Let p = worst-case re-identification probability (0 ≤ p ≤ 1).
BaselineRisk = 100 × p (approximately 100 / k for the smallest equivalence class). BaselineRisk represents the raw probability before multiplying by sensitivity.

Examples:

k = 10 → p ≈ 0.10 → BaselineRisk = 10
k = 4 → p ≈ 0.25 → BaselineRisk = 25

1B Differentially Private / Synthetic Release

If data are generated or protected by differential privacy, derive an equivalent disclosure risk from ε.
BaselineRisk = min(100, 20 × ε)

Examples:
ε = 0.5 → BaselineRisk = 10 | ε = 1.0 → 20 | ε = 3 → 60 | ε ≥ 5 → 100

Lower ε indicates stronger privacy; ε > 3 suggests high risk.

This mapping is intended for typical tabular / quasi-tabular health data and should not be naively applied to, for example, full-resolution DICOM images or raw WGS reads, where ε may not capture all linkage risks. For non-tabular data, use simulated linkage or membership-inference rate to estimate p.

Step 2. Sensitivity Multiplier

Adjust for intrinsic sensitivity or potential social harm.

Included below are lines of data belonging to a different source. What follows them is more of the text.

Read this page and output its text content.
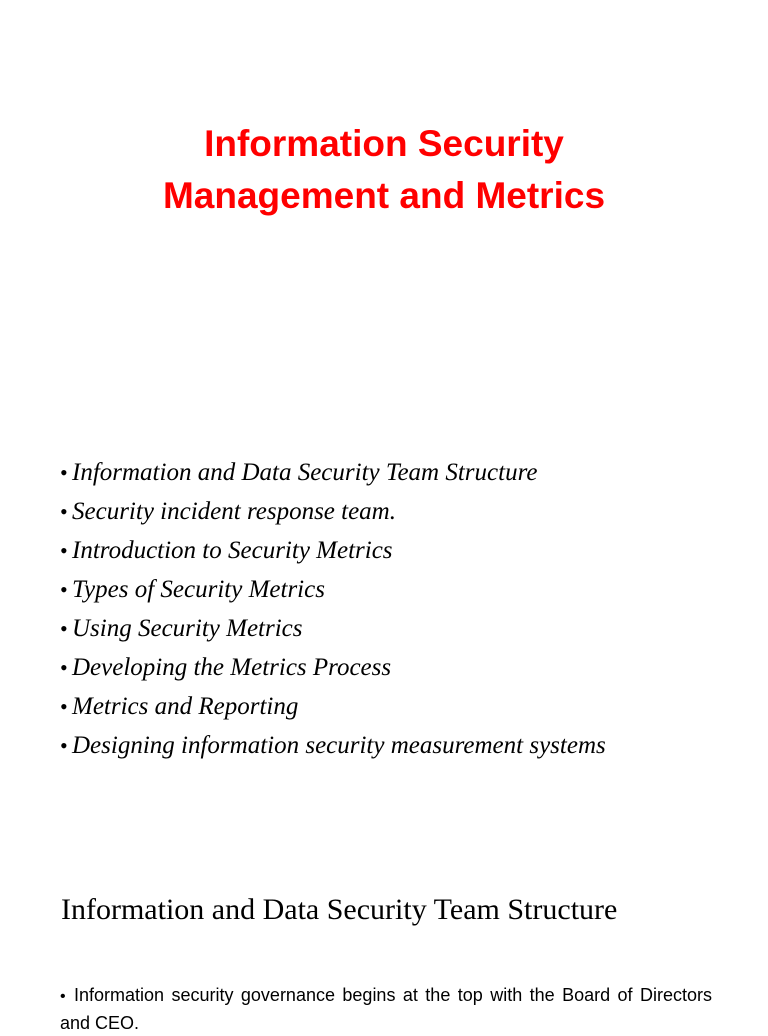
Information Security
Management and Metrics
• Information and Data Security Team Structure
• Security incident response team.
• Introduction to Security Metrics
• Types of Security Metrics
• Using Security Metrics
• Developing the Metrics Process
• Metrics and Reporting
• Designing information security measurement systems
Information and Data Security Team Structure
• Information security governance begins at the top with the Board of Directors and CEO.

Sensitivity Class	Definition / Examples	Multiplier
A (Routine)	Non-stigmatizing, routine health or operational data.	1.0
B (High Stigma / Clinical-Genomic)	HIV/TB records, mental-health, sexual-health, genomic data, rare disease, household geocodes.	1.5
C (Critical / Sovereign)	Forensic genomics, security-sensitive, tribal / conflict zone registries, data subject to national security control.	2.0

AdjustedRisk = BaselineRisk × Multiplier

(capped at 100)

If AdjustedRisk > 100, set PRS = 100.

Step 3. Final PRS Computation

PRS = round (AdjustedRisk)

Record in the assessment log:

Method used (1A or 1B)
Sensitivity Class (A / B / C)
Final PRS value

PRS Range	Risk Level	Interpretation / Use in Matrix
0–15	Low	Eligible for Open Release (only if CQI ≥ Gold and no override).
16–40	Moderate	Controlled Access required with DUA / DAC approval.
41–70	High	Controlled or Restricted Access with enhanced governance.
71–100	Very High	Restricted Access only; release limited to aggregates or DP outputs.

For datasets containing genomic, mental-health, or high-stigma attributes, Controlled Access is mandatory unless PRS ≤ 15 and independent DP verification exists.

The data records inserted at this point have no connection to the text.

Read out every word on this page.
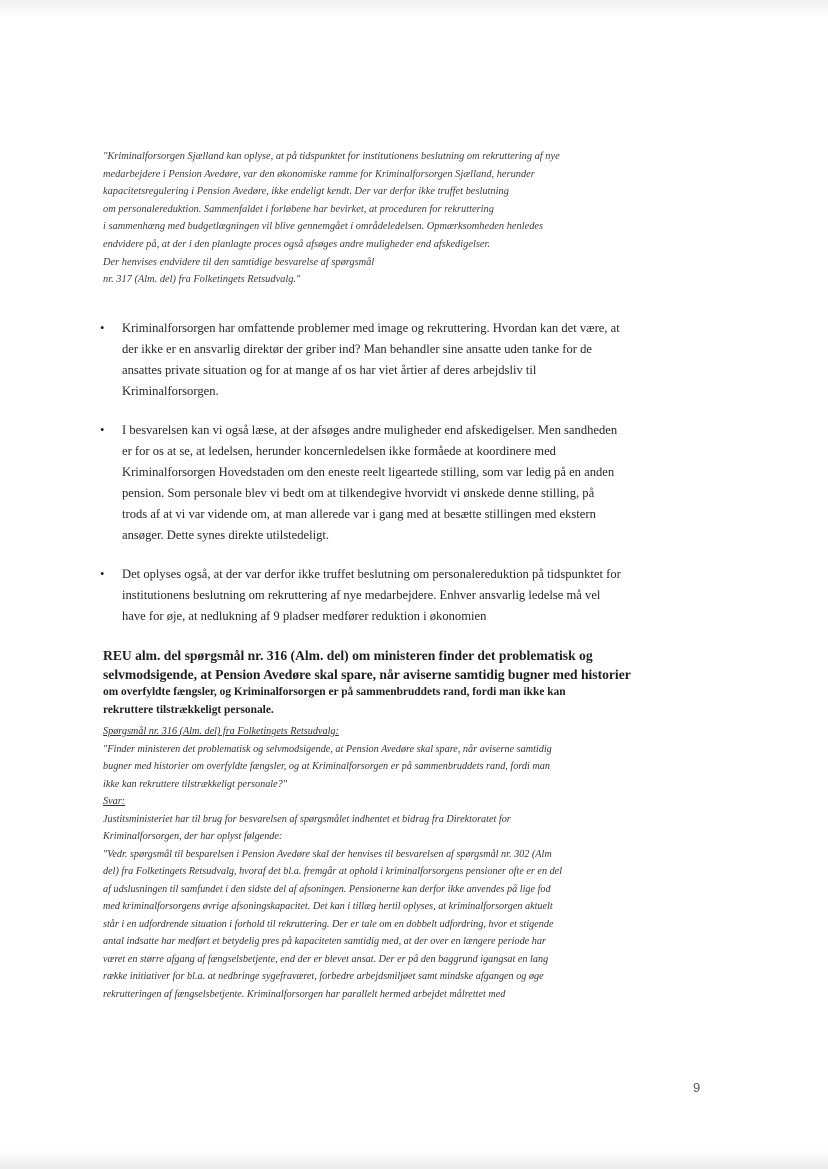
"Kriminalforsorgen Sjælland kan oplyse, at på tidspunktet for institutionens beslutning om rekruttering af nye
medarbejdere i Pension Avedøre, var den økonomiske ramme for Kriminalforsorgen Sjælland, herunder
kapacitetsregulering i Pension Avedøre, ikke endeligt kendt. Der var derfor ikke truffet beslutning
om personalereduktion. Sammenfaldet i forløbene har bevirket, at proceduren for rekruttering
i sammenhæng med budgetlægningen vil blive gennemgået i områdeledelsen. Opmærksomheden henledes
endvidere på, at der i den planlagte proces også afsøges andre muligheder end afskedigelser.
Der henvises endvidere til den samtidige besvarelse af spørgsmål
nr. 317 (Alm. del) fra Folketingets Retsudvalg."
• Kriminalforsorgen har omfattende problemer med image og rekruttering. Hvordan kan det være, at
der ikke er en ansvarlig direktør der griber ind? Man behandler sine ansatte uden tanke for de
ansattes private situation og for at mange af os har viet årtier af deres arbejdsliv til
Kriminalforsorgen.
• I besvarelsen kan vi også læse, at der afsøges andre muligheder end afskedigelser. Men sandheden
er for os at se, at ledelsen, herunder koncernledelsen ikke formåede at koordinere med
Kriminalforsorgen Hovedstaden om den eneste reelt ligeartede stilling, som var ledig på en anden
pension. Som personale blev vi bedt om at tilkendegive hvorvidt vi ønskede denne stilling, på
trods af at vi var vidende om, at man allerede var i gang med at besætte stillingen med ekstern
ansøger. Dette synes direkte utilstedeligt.
• Det oplyses også, at der var derfor ikke truffet beslutning om personalereduktion på tidspunktet for
institutionens beslutning om rekruttering af nye medarbejdere. Enhver ansvarlig ledelse må vel
have for øje, at nedlukning af 9 pladser medfører reduktion i økonomien
REU alm. del spørgsmål nr. 316 (Alm. del) om ministeren finder det problematisk og
selvmodsigende, at Pension Avedøre skal spare, når aviserne samtidig bugner med historier
om overfyldte fængsler, og Kriminalforsorgen er på sammenbruddets rand, fordi man ikke kan
rekruttere tilstrækkeligt personale.
Spørgsmål nr. 316 (Alm. del) fra Folketingets Retsudvalg:
"Finder ministeren det problematisk og selvmodsigende, at Pension Avedøre skal spare, når aviserne samtidig
bugner med historier om overfyldte fængsler, og at Kriminalforsorgen er på sammenbruddets rand, fordi man
ikke kan rekruttere tilstrækkeligt personale?"
Svar:
Justitsministeriet har til brug for besvarelsen af spørgsmålet indhentet et bidrag fra Direktoratet for
Kriminalforsorgen, der har oplyst følgende:
"Vedr. spørgsmål til besparelsen i Pension Avedøre skal der henvises til besvarelsen af spørgsmål nr. 302 (Alm
del) fra Folketingets Retsudvalg, hvoraf det bl.a. fremgår at ophold i kriminalforsorgens pensioner ofte er en del
af udslusningen til samfundet i den sidste del af afsoningen. Pensionerne kan derfor ikke anvendes på lige fod
med kriminalforsorgens øvrige afsoningskapacitet. Det kan i tillæg hertil oplyses, at kriminalforsorgen aktuelt
står i en udfordrende situation i forhold til rekruttering. Der er tale om en dobbelt udfordring, hvor et stigende
antal indsatte har medført et betydelig pres på kapaciteten samtidig med, at der over en længere periode har
været en større afgang af fængselsbetjente, end der er blevet ansat. Der er på den baggrund igangsat en lang
række initiativer for bl.a. at nedbringe sygefraværet, forbedre arbejdsmiljøet samt mindske afgangen og øge
rekrutteringen af fængselsbetjente. Kriminalforsorgen har parallelt hermed arbejdet målrettet med
9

Step 4. Recording and Audit

Each PRS calculation must document:

The selected method (1A or 1B).
The variables considered as quasi-identifiers or the ε value used.
The Sensitivity Class and justification.
The final PRS numeric score and risk level.

All computations must be reproducible and, when feasible, verified by an assessor not involved in the dataset’s original curation.

Institutions may use additional automated risk-assessment tools (k-map, ARX, sdcMicro, SmartNoise) provided they yield the same PRS bands as defined above. Store the worksheet and tool logs in the assessment archive.

Example Calculation

A mental-health registry with k = 5 → BaselineRisk = 20. Sensitivity Class B (multiplier 1.5) → AdjustedRisk = 30 → PRS = 30 → Moderate Risk → Controlled Access.